I have looked it in the Wikipedia, but no simple example. So I am not sure. Is the indexed family of sets just power sets, indexed (indexing means labeling as I understand)?

For example the indexed family of sets of set A ={1,2,3,4,5,6} is just the collection of element from power set. A sub 1 may be {1} and A sub 7 may be {1,2} and so on. Indexed family of sets may be the collection of those sets as I understand. Can anyone clarify this please.(I am not a math major.)

 

[LCKurtz]

Here's an example that may help. For r > 0 define[tex]
A_r = \{(x,y):x^2 + y^2 < r^2\}[/tex]This gives an uncountable family of nested discs indexed by their radius.

 

[ArcanaNoir]

Let the group of sets be called G. In G, there are five sets, G1, G2, G3, G4, and G5. Let those sets be the following:
G1: {2, 4, 6, 8,}
G2: {3, 6, 9, 12}
G3: {4, 8, 12, 16}
G4: {5, 10, 15, 20}
G5: {6, 12, 18, 24}

So, G: {G1, G2, G3, G4, G5}

This is a family of sets. I think the index refers to the sub number. In paper/pencil land for G1, the 1 would be a subscript.

 

[HallsofIvy]

On this board, you an do it with the html code C[ sub]1[ /sub ] without the spaces: C₁. Or do it using the tex code: [ tex ]C_1[ /tex ] without the spaces gives [itex]C_1[/itex].

 

[Joffan]

{Alice, Bob, Carla} share a house, but they're not always all in. The set of possible occupant sets of the house can be indexed [0..7] with A+2B+4C.

 

[Ahmed Abdullah]

Let the group of sets be called G. In G, there are five sets, G1, G2, G3, G4, and G5. Let those sets be the following:
G1: {2, 4, 6, 8,}
G2: {3, 6, 9, 12}
G3: {4, 8, 12, 16}
G4: {5, 10, 15, 20}
G5: {6, 12, 18, 24}

So, G: {G1, G2, G3, G4, G5}

This is a family of sets. I think the index refers to the sub number. In paper/pencil land for G1, the 1 would be a subscript.

Is it just the family of set with index notation? Wiki gave me "Let S be a set. An indexed family of sets {C_i}_iεI is an indexed family that maps I to elements of the power set of S.

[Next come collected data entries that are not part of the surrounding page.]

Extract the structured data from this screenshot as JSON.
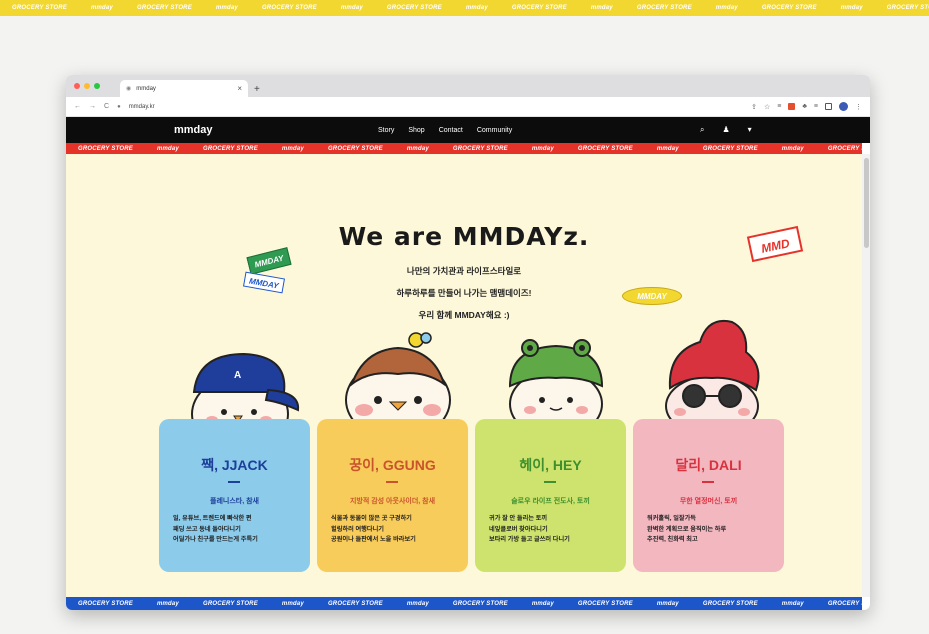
{
  "marquee": {
    "top_items": [
      "GROCERY STORE",
      "mmday",
      "GROCERY STORE",
      "mmday",
      "GROCERY STORE",
      "mmday",
      "GROCERY STORE",
      "mmday",
      "GROCERY STORE",
      "mmday",
      "GROCERY STORE",
      "mmday",
      "GROCERY STORE",
      "mmday",
      "GROCERY STORE",
      "mmday"
    ],
    "red_items": [
      "GROCERY STORE",
      "mmday",
      "GROCERY STORE",
      "mmday",
      "GROCERY STORE",
      "mmday",
      "GROCERY STORE",
      "mmday",
      "GROCERY STORE",
      "mmday",
      "GROCERY STORE",
      "mmday",
      "GROCERY STORE",
      "mmday"
    ],
    "blue_items": [
      "GROCERY STORE",
      "mmday",
      "GROCERY STORE",
      "mmday",
      "GROCERY STORE",
      "mmday",
      "GROCERY STORE",
      "mmday",
      "GROCERY STORE",
      "mmday",
      "GROCERY STORE",
      "mmday",
      "GROCERY STORE",
      "mmday"
    ]
  },
  "browser": {
    "tab_title": "mmday",
    "tab_close": "×",
    "new_tab": "+",
    "url": "mmday.kr",
    "icons": [
      "back-icon",
      "forward-icon",
      "reload-icon",
      "lock-icon",
      "share-icon",
      "bookmark-icon",
      "extension-icons",
      "profile-icon",
      "menu-icon"
    ]
  },
  "site_nav": {
    "brand": "mmday",
    "menu": [
      "Story",
      "Shop",
      "Contact",
      "Community"
    ],
    "icons": [
      "search-icon",
      "user-icon",
      "cart-icon"
    ]
  },
  "hero": {
    "title": "We are MMDAYz.",
    "lines": [
      "나만의 가치관과 라이프스타일로",
      "하루하루를 만들어 나가는 맴맴데이즈!",
      "우리 함께 MMDAY해요 :)"
    ]
  },
  "stickers": {
    "left_top": "MMDAY",
    "left_bottom": "MMDAY",
    "right": "MMD",
    "middle": "MMDAY"
  },
  "cards": [
    {
      "name": "짹, JJACK",
      "role": "플레니스타, 참새",
      "traits": [
        "일, 유튜브, 트렌드에 빠삭한 편",
        "패딩 쓰고 동네 돌아다니기",
        "어딜가나 친구를 만드는게 주특기"
      ],
      "bg": "#8ccbea",
      "accent": "#1d3f9a"
    },
    {
      "name": "꿍이, GGUNG",
      "role": "지방적 감성 아웃사이더, 참새",
      "traits": [
        "식물과 동물이 많은 곳 구경하기",
        "힐링하러 여행다니기",
        "공원이나 들판에서 노을 바라보기"
      ],
      "bg": "#f8cc5a",
      "accent": "#c9542c"
    },
    {
      "name": "헤이, HEY",
      "role": "슬로우 라이프 전도사, 토끼",
      "traits": [
        "귀가 잘 안 들리는 토끼",
        "네잎클로버 찾아다니기",
        "보타리 가방 들고 글쓰러 다니기"
      ],
      "bg": "#cde36d",
      "accent": "#3e8f2e"
    },
    {
      "name": "달리, DALI",
      "role": "무한 열정머신, 토끼",
      "traits": [
        "워커홀릭, 일잘가득",
        "완벽한 계획으로 움직이는 하루",
        "추진력, 친화력 최고"
      ],
      "bg": "#f3b7c0",
      "accent": "#d8323f"
    }
  ],
  "colors": {
    "yellow_band": "#f2d730",
    "red_band": "#e6332a",
    "blue_band": "#1d56c8",
    "page_bg": "#fdf8d9",
    "nav_bg": "#0c0c0c"
  }
}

Hence, an indexed family of sets is conceptually different from a family of sets (which is just a synonym for "set of sets"), but in practice the distinction is sometimes fuzzy and the indexed family is identified with its range and treated like an ordinary family."

 

[ArcanaNoir]

Ah, I messed up. I will now use my textbook to define it.

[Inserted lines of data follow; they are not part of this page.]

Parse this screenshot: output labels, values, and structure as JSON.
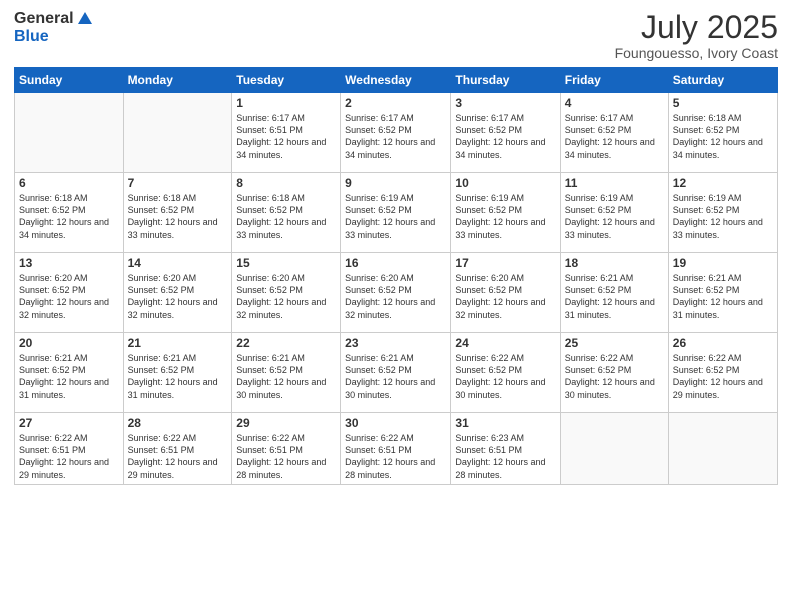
{
  "header": {
    "logo_general": "General",
    "logo_blue": "Blue",
    "month_title": "July 2025",
    "location": "Foungouesso, Ivory Coast"
  },
  "weekdays": [
    "Sunday",
    "Monday",
    "Tuesday",
    "Wednesday",
    "Thursday",
    "Friday",
    "Saturday"
  ],
  "weeks": [
    [
      {
        "day": "",
        "info": ""
      },
      {
        "day": "",
        "info": ""
      },
      {
        "day": "1",
        "info": "Sunrise: 6:17 AM\nSunset: 6:51 PM\nDaylight: 12 hours and 34 minutes."
      },
      {
        "day": "2",
        "info": "Sunrise: 6:17 AM\nSunset: 6:52 PM\nDaylight: 12 hours and 34 minutes."
      },
      {
        "day": "3",
        "info": "Sunrise: 6:17 AM\nSunset: 6:52 PM\nDaylight: 12 hours and 34 minutes."
      },
      {
        "day": "4",
        "info": "Sunrise: 6:17 AM\nSunset: 6:52 PM\nDaylight: 12 hours and 34 minutes."
      },
      {
        "day": "5",
        "info": "Sunrise: 6:18 AM\nSunset: 6:52 PM\nDaylight: 12 hours and 34 minutes."
      }
    ],
    [
      {
        "day": "6",
        "info": "Sunrise: 6:18 AM\nSunset: 6:52 PM\nDaylight: 12 hours and 34 minutes."
      },
      {
        "day": "7",
        "info": "Sunrise: 6:18 AM\nSunset: 6:52 PM\nDaylight: 12 hours and 33 minutes."
      },
      {
        "day": "8",
        "info": "Sunrise: 6:18 AM\nSunset: 6:52 PM\nDaylight: 12 hours and 33 minutes."
      },
      {
        "day": "9",
        "info": "Sunrise: 6:19 AM\nSunset: 6:52 PM\nDaylight: 12 hours and 33 minutes."
      },
      {
        "day": "10",
        "info": "Sunrise: 6:19 AM\nSunset: 6:52 PM\nDaylight: 12 hours and 33 minutes."
      },
      {
        "day": "11",
        "info": "Sunrise: 6:19 AM\nSunset: 6:52 PM\nDaylight: 12 hours and 33 minutes."
      },
      {
        "day": "12",
        "info": "Sunrise: 6:19 AM\nSunset: 6:52 PM\nDaylight: 12 hours and 33 minutes."
      }
    ],
    [
      {
        "day": "13",
        "info": "Sunrise: 6:20 AM\nSunset: 6:52 PM\nDaylight: 12 hours and 32 minutes."
      },
      {
        "day": "14",
        "info": "Sunrise: 6:20 AM\nSunset: 6:52 PM\nDaylight: 12 hours and 32 minutes."
      },
      {
        "day": "15",
        "info": "Sunrise: 6:20 AM\nSunset: 6:52 PM\nDaylight: 12 hours and 32 minutes."
      },
      {
        "day": "16",
        "info": "Sunrise: 6:20 AM\nSunset: 6:52 PM\nDaylight: 12 hours and 32 minutes."
      },
      {
        "day": "17",
        "info": "Sunrise: 6:20 AM\nSunset: 6:52 PM\nDaylight: 12 hours and 32 minutes."
      },
      {
        "day": "18",
        "info": "Sunrise: 6:21 AM\nSunset: 6:52 PM\nDaylight: 12 hours and 31 minutes."
      },
      {
        "day": "19",
        "info": "Sunrise: 6:21 AM\nSunset: 6:52 PM\nDaylight: 12 hours and 31 minutes."
      }
    ],
    [
      {
        "day": "20",
        "info": "Sunrise: 6:21 AM\nSunset: 6:52 PM\nDaylight: 12 hours and 31 minutes."
      },
      {
        "day": "21",
        "info": "Sunrise: 6:21 AM\nSunset: 6:52 PM\nDaylight: 12 hours and 31 minutes."
      },
      {
        "day": "22",
        "info": "Sunrise: 6:21 AM\nSunset: 6:52 PM\nDaylight: 12 hours and 30 minutes."
      },
      {
        "day": "23",
        "info": "Sunrise: 6:21 AM\nSunset: 6:52 PM\nDaylight: 12 hours and 30 minutes."
      },
      {
        "day": "24",
        "info": "Sunrise: 6:22 AM\nSunset: 6:52 PM\nDaylight: 12 hours and 30 minutes."
      },
      {
        "day": "25",
        "info": "Sunrise: 6:22 AM\nSunset: 6:52 PM\nDaylight: 12 hours and 30 minutes."
      },
      {
        "day": "26",
        "info": "Sunrise: 6:22 AM\nSunset: 6:52 PM\nDaylight: 12 hours and 29 minutes."
      }
    ],
    [
      {
        "day": "27",
        "info": "Sunrise: 6:22 AM\nSunset: 6:51 PM\nDaylight: 12 hours and 29 minutes."
      },
      {
        "day": "28",
        "info": "Sunrise: 6:22 AM\nSunset: 6:51 PM\nDaylight: 12 hours and 29 minutes."
      },
      {
        "day": "29",
        "info": "Sunrise: 6:22 AM\nSunset: 6:51 PM\nDaylight: 12 hours and 28 minutes."
      },
      {
        "day": "30",
        "info": "Sunrise: 6:22 AM\nSunset: 6:51 PM\nDaylight: 12 hours and 28 minutes."
      },
      {
        "day": "31",
        "info": "Sunrise: 6:23 AM\nSunset: 6:51 PM\nDaylight: 12 hours and 28 minutes."
      },
      {
        "day": "",
        "info": ""
      },
      {
        "day": "",
        "info": ""
      }
    ]
  ]
}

"Let [itex]\Delta[/itex] be a non-empty set such that for each [itex]\alpha[/itex] [itex]\in[/itex] [itex]\Delta[/itex] there is a corresponding set A_{[itex]\alpha[/itex]}. The family {A_{[itex]\alpha[/itex]}: [itex]\alpha[/itex] [itex]\in[/itex] [itex]\Delta[/itex]} is an indexed family of sets. The set [itex]\Delta[/itex] is called the indexing set and each [itex]\alpha[/itex] [itex]\in[/itex] [itex]\Delta[/itex] is an index."

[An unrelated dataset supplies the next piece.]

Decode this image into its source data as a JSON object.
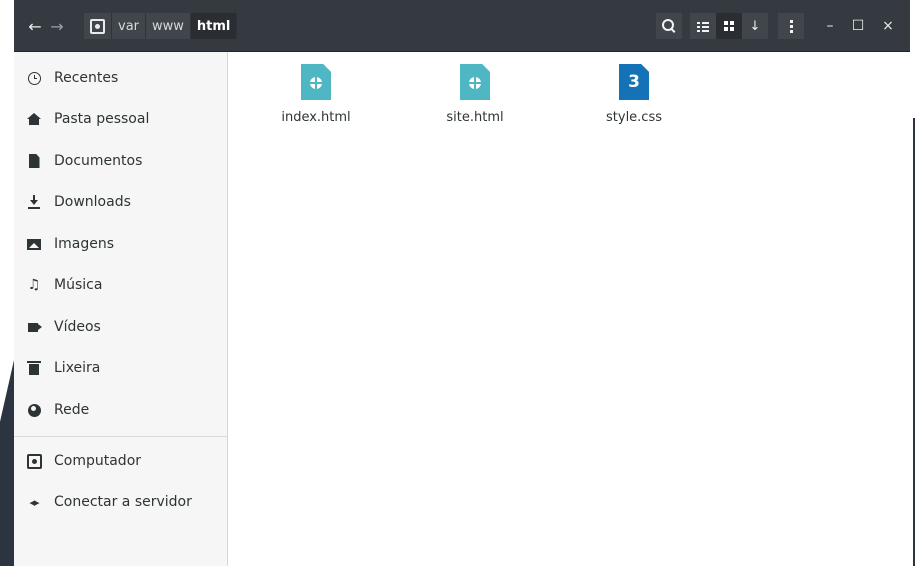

So my delta was {1, 2, 3, 4, 5}. That is, my indexing set was {1, 2, 3, 4, 5}. It could have easily been all natural numbers or some other known set, and then I could say my indexing set was N, that is, Natural Numbers. My family is all G_i, such that i is an element of {1, 2, 3, 4, 5}, that is, my family is: {G_i: i [itex] \in [/itex][itex]\Delta[/itex]} (if I want my set {1, 2, 3, 4, 5} to be named delta. it doesn't have to be named that.) . Thus, my family is {G₁, G₂, G₃, G₄ G₅}. The numbers 1, 2, 3, 4, and 5 are the indices. Each is an index.

 

[Ahmed Abdullah]

Thanks ArcanaNoir for the response. I also like LCKurtz' example where Δ is all positive real number.